Além do processo civil, que gerou a indenização de R$ 1,2 milhão, Rubens Kuhn conseguiu provocar o MP-RJ (Ministério Público do Rio de Janeiro) a processar a RioLuz em outras duas esferas: criminal e direito do consumidor.

Abaixo, parecer independente aponta que poste deixava passar carga elétrica perigosa: 

O MP considera que a morte de Magdalena não foi um acidente, mas homicídio doloso --isto é, cometido com a intenção de matar. Por isso pede que os acusados --um diretor, um gerente e um chefe de divisão da RioLuz-- sejam levados a júri popular, quando pessoas comuns, convocadas pela Justiça, são as responsáveis por dar o veredito.

"Os denunciados se omitiram durante o desempenho de suas funções e se conformaram com os resultados advindos dessa omissão, ou seja, assumiram o risco pela morte de Magdalena, sendo o fato (escapamento elétrico) previsível, uma vez que a ausência de manutenção periódica e regular dos postes de iluminação pública poderia causar toda sorte de desastre elétrico, como de fato causou", argumentou a promotora Janaína Marques Corrêa Melo na denúncia protocolada em junho passado.

Em setembro passado, o juiz Marcelo Oliveira da Silva, da 20ª Vara Criminal do Rio, aceitou a denúncia feita pelo MP. Em fins de janeiro passado, o desembargador Claudio Tavares de Oliveira Junior negou pedido dos advogados dos funcionários da RioLuz, que pediam a suspensão do processo criminal por habeas corpus.
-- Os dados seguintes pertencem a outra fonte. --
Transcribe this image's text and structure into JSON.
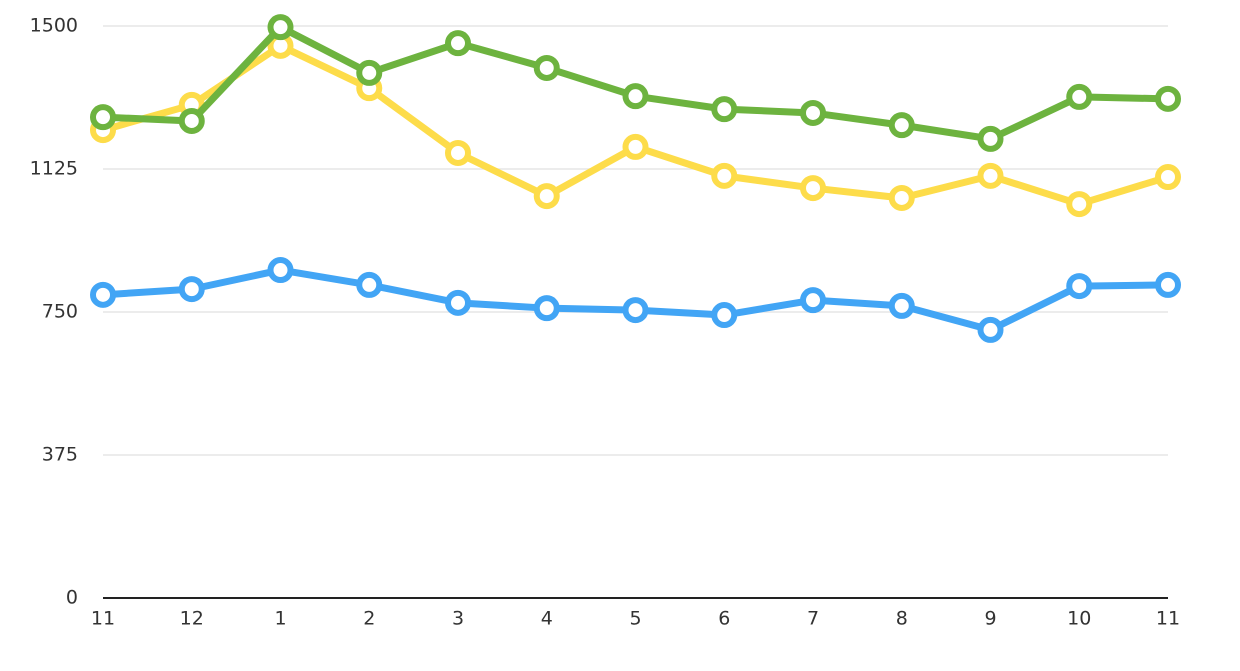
{
  "chart_data": {
    "type": "line",
    "categories": [
      "11",
      "12",
      "1",
      "2",
      "3",
      "4",
      "5",
      "6",
      "7",
      "8",
      "9",
      "10",
      "11"
    ],
    "series": [
      {
        "color": "#fddc4a",
        "values": [
          1227,
          1293,
          1448,
          1337,
          1167,
          1054,
          1183,
          1107,
          1075,
          1049,
          1107,
          1033,
          1104
        ]
      },
      {
        "color": "#6db33f",
        "values": [
          1261,
          1251,
          1497,
          1377,
          1455,
          1390,
          1316,
          1282,
          1272,
          1240,
          1204,
          1314,
          1309
        ]
      },
      {
        "color": "#42a5f5",
        "values": [
          795,
          810,
          860,
          821,
          774,
          760,
          755,
          742,
          781,
          766,
          703,
          818,
          821
        ]
      }
    ],
    "ylim": [
      0,
      1500
    ],
    "yticks": [
      0,
      375,
      750,
      1125,
      1500
    ],
    "grid": true
  }
}
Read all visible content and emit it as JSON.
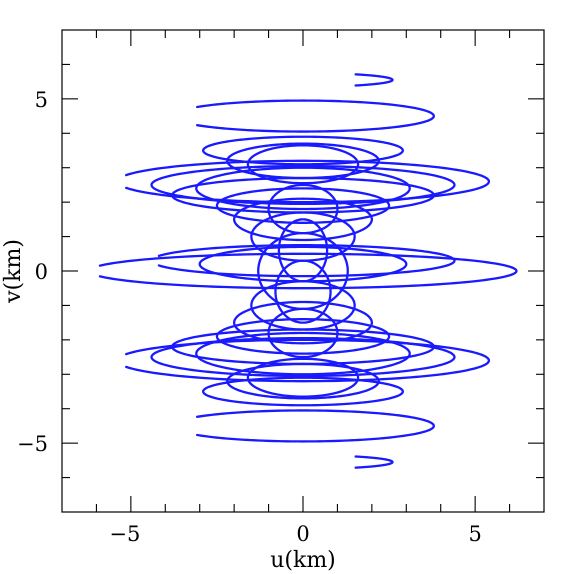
{
  "chart_data": {
    "type": "uv-coverage",
    "xlabel": "u(km)",
    "ylabel": "v(km)",
    "xlim": [
      -7,
      7
    ],
    "ylim": [
      -7,
      7
    ],
    "xticks_labeled": [
      -5,
      0,
      5
    ],
    "yticks_labeled": [
      -5,
      0,
      5
    ],
    "xticks_minor": [
      -6,
      -4,
      -3,
      -2,
      -1,
      1,
      2,
      3,
      4,
      6
    ],
    "yticks_minor": [
      -6,
      -4,
      -3,
      -2,
      -1,
      1,
      2,
      3,
      4,
      6
    ],
    "grid": false,
    "legend": "none",
    "color": "#1a1aff",
    "series": [
      {
        "u_radius": 2.6,
        "v_center": 5.55,
        "v_radius": 0.2,
        "t_start": 0.35,
        "t_end": 0.65
      },
      {
        "u_radius": 3.8,
        "v_center": 4.5,
        "v_radius": 0.45,
        "t_start": 0.1,
        "t_end": 0.9
      },
      {
        "u_radius": 2.9,
        "v_center": 3.5,
        "v_radius": 0.4,
        "t_start": 0,
        "t_end": 1
      },
      {
        "u_radius": 2.2,
        "v_center": 3.2,
        "v_radius": 0.5,
        "t_start": 0,
        "t_end": 1
      },
      {
        "u_radius": 1.6,
        "v_center": 3.1,
        "v_radius": 0.55,
        "t_start": 0,
        "t_end": 1
      },
      {
        "u_radius": 5.4,
        "v_center": 2.6,
        "v_radius": 0.6,
        "t_start": 0.05,
        "t_end": 0.95
      },
      {
        "u_radius": 4.4,
        "v_center": 2.5,
        "v_radius": 0.55,
        "t_start": 0,
        "t_end": 1
      },
      {
        "u_radius": 3.8,
        "v_center": 2.2,
        "v_radius": 0.5,
        "t_start": 0,
        "t_end": 1
      },
      {
        "u_radius": 3.1,
        "v_center": 2.4,
        "v_radius": 0.6,
        "t_start": 0,
        "t_end": 1
      },
      {
        "u_radius": 2.5,
        "v_center": 1.9,
        "v_radius": 0.5,
        "t_start": 0,
        "t_end": 1
      },
      {
        "u_radius": 2.0,
        "v_center": 1.5,
        "v_radius": 0.6,
        "t_start": 0,
        "t_end": 1
      },
      {
        "u_radius": 1.5,
        "v_center": 1.0,
        "v_radius": 0.7,
        "t_start": 0,
        "t_end": 1
      },
      {
        "u_radius": 1.0,
        "v_center": 1.8,
        "v_radius": 0.7,
        "t_start": 0,
        "t_end": 1
      },
      {
        "u_radius": 0.7,
        "v_center": 0.6,
        "v_radius": 0.9,
        "t_start": 0,
        "t_end": 1
      },
      {
        "u_radius": 6.2,
        "v_center": 0.0,
        "v_radius": 0.5,
        "t_start": 0.05,
        "t_end": 0.95
      },
      {
        "u_radius": 4.4,
        "v_center": 0.3,
        "v_radius": 0.45,
        "t_start": 0.05,
        "t_end": 0.95
      },
      {
        "u_radius": 3.0,
        "v_center": 0.2,
        "v_radius": 0.5,
        "t_start": 0,
        "t_end": 1
      },
      {
        "u_radius": 1.3,
        "v_center": 0.0,
        "v_radius": 1.1,
        "t_start": 0,
        "t_end": 1
      },
      {
        "u_radius": 0.8,
        "v_center": -0.6,
        "v_radius": 0.9,
        "t_start": 0,
        "t_end": 1
      },
      {
        "u_radius": 1.0,
        "v_center": -1.8,
        "v_radius": 0.7,
        "t_start": 0,
        "t_end": 1
      },
      {
        "u_radius": 1.5,
        "v_center": -1.0,
        "v_radius": 0.7,
        "t_start": 0,
        "t_end": 1
      },
      {
        "u_radius": 2.0,
        "v_center": -1.5,
        "v_radius": 0.6,
        "t_start": 0,
        "t_end": 1
      },
      {
        "u_radius": 2.5,
        "v_center": -1.9,
        "v_radius": 0.5,
        "t_start": 0,
        "t_end": 1
      },
      {
        "u_radius": 3.1,
        "v_center": -2.4,
        "v_radius": 0.6,
        "t_start": 0,
        "t_end": 1
      },
      {
        "u_radius": 3.8,
        "v_center": -2.2,
        "v_radius": 0.5,
        "t_start": 0,
        "t_end": 1
      },
      {
        "u_radius": 4.4,
        "v_center": -2.5,
        "v_radius": 0.55,
        "t_start": 0,
        "t_end": 1
      },
      {
        "u_radius": 5.4,
        "v_center": -2.6,
        "v_radius": 0.6,
        "t_start": 0.05,
        "t_end": 0.95
      },
      {
        "u_radius": 1.6,
        "v_center": -3.1,
        "v_radius": 0.55,
        "t_start": 0,
        "t_end": 1
      },
      {
        "u_radius": 2.2,
        "v_center": -3.2,
        "v_radius": 0.5,
        "t_start": 0,
        "t_end": 1
      },
      {
        "u_radius": 2.9,
        "v_center": -3.5,
        "v_radius": 0.4,
        "t_start": 0,
        "t_end": 1
      },
      {
        "u_radius": 3.8,
        "v_center": -4.5,
        "v_radius": 0.45,
        "t_start": 0.1,
        "t_end": 0.9
      },
      {
        "u_radius": 2.6,
        "v_center": -5.55,
        "v_radius": 0.2,
        "t_start": 0.35,
        "t_end": 0.65
      }
    ]
  }
}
O processo, em fase de instrução --isto é, de produção de provas--, continua a tramitar.

O MP confirmou ao UOL que existe um inquérito civil em andamento na Promotoria de Defesa dos Direitos do Consumidor. Segundo o órgão, o processo ainda está "em fase de investigação".

É justamente do que pode surgir dessa investigação que Rubens Kuhn disse esperar mais resultados. "Ele pode resultar até no fechamento da empresa. Ou, no mínimo, num acordo em que a RioLuz seja obrigada a revisar todas as suas instalações, para que mortes como a de Magdalena não voltem a ocorrer. Mas a vitória em outras esferas, como civil, reforça a razão do nosso pedido", afirmou.

Mesmo da Europa, Kuhn continua em contato com engenheiros que o ajudaram a provar a negligência da RioLuz no caso que vitimou sua mulher. "Fiz uma promessa a eles de continuar a apurar as causas a cada morte ocorrida por eletrocução no Rio", falou. "Eu entrei nessa para brigar, não para ganhar. Que sorte e que bom que estou ganhando, mas a briga não acabou."